Soluzioni e proposte per essere costruttivi e non disfattisti:
  1. Vietare o mettere dei limiti sul patrimonio, oppure alta tassazione, alle banche nell’attività di trading per conto proprio o terzi (limitare la leva finanziaria).

    Inserire un tetto alla leva finanziaria per l’operatore retail
  2. Premiare con fiscalità agevolata chi tiene strumenti finanziari in portafoglio per più tempo (scaglioni fiscali temporali per calcolo capital gain); si otterrebbe lo stesso stimolo di “moral suasion” della tobin tax ma con un’agevolazione e non con una penalizzazione (aumentando il carico fiscale a chi opera in tempi più brevi)
  3. Canale diretto tra chi ha liquidità disponibile e l’economia reale che necessita di fondi per finanziarsi; sulla scia di una proposta già avanzata dal sottoscritto nei tempi passati e ripresa dal Governo, ossia quella di smobilizzare le disponibilità dei fondi pensione, monitorando e limitando i rischi, per utilizzarle nell’economia reale delle imprese virtuose che hanno progetti di espansione profittevoli con creazione di posti di lavoro.
Provocazioni:
  1. Il movimento “005” si è fatto carico di raccogliere firme di docenti universitari pro-Tobin tax.

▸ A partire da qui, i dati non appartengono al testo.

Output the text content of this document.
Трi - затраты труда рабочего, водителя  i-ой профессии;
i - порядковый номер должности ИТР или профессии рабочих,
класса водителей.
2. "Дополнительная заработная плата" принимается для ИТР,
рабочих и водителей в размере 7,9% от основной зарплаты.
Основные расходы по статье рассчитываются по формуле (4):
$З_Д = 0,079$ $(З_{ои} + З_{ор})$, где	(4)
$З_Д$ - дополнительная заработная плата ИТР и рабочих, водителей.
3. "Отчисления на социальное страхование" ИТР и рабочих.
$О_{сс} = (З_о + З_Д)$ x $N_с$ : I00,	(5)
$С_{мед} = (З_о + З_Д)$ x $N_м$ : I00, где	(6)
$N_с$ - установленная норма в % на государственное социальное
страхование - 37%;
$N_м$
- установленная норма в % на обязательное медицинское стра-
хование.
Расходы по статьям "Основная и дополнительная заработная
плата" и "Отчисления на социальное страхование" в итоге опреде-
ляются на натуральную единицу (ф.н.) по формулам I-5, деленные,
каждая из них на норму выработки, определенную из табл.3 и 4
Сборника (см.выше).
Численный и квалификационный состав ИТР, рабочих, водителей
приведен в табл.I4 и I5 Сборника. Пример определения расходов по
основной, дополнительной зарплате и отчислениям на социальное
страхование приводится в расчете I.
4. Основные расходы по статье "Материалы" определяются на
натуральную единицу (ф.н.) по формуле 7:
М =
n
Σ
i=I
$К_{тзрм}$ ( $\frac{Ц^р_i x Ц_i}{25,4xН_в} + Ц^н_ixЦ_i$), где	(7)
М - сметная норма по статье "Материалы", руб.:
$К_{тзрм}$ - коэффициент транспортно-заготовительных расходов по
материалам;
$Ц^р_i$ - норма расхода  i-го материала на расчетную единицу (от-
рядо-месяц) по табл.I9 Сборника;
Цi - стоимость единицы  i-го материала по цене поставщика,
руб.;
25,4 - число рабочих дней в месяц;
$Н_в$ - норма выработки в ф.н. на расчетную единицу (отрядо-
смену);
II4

    Quanti personaggi del mondo Accademico che trattano effettivamente i mercati hanno aderito? Pochissimi…lo stesso bravissimo e skillato Onida, punta di diamante del “dream team”, è docente Bocconiano di economia internazionale e membro del Cnel, non un uomo dei mercati finanziari “puri” e della Borsa anche se dal 2007 lavora, tra i vari incarichi, per Unicredit.
    Certo la demagogia alla Robin Hood “i cattivi banchieri restituiscano soldi ai lavoratori” e un pizzico di visibilità fanno comodo…i docenti silenti di Cattedre relative a materie quali Borsa e Mercati Finanziari sono pochissimi o assenti e non è un caso
  2. Proposta: i docenti firmatari perché, visto che hanno a cuore le sorti europee e delle classi sociali più deboli, non propongono una Tobin Tax sui propri salari? Vogliamo la BaronTax dello 0,05% mensile sugli stipendi dei Professori universitari.
Questo articolo, appositamente provocatorio e sarcastico, vuole aprire un dibattito alternativo alla Tobin Tax e con soluzioni operative costruttive e non demagogiche.

La speranza è che, una volta abbandonata definitivamente l’idiozia della tassa sulle transazioni finanziarie, si possa discutere proattivamente su un tavolo comune e non per “caste” separate e distanti.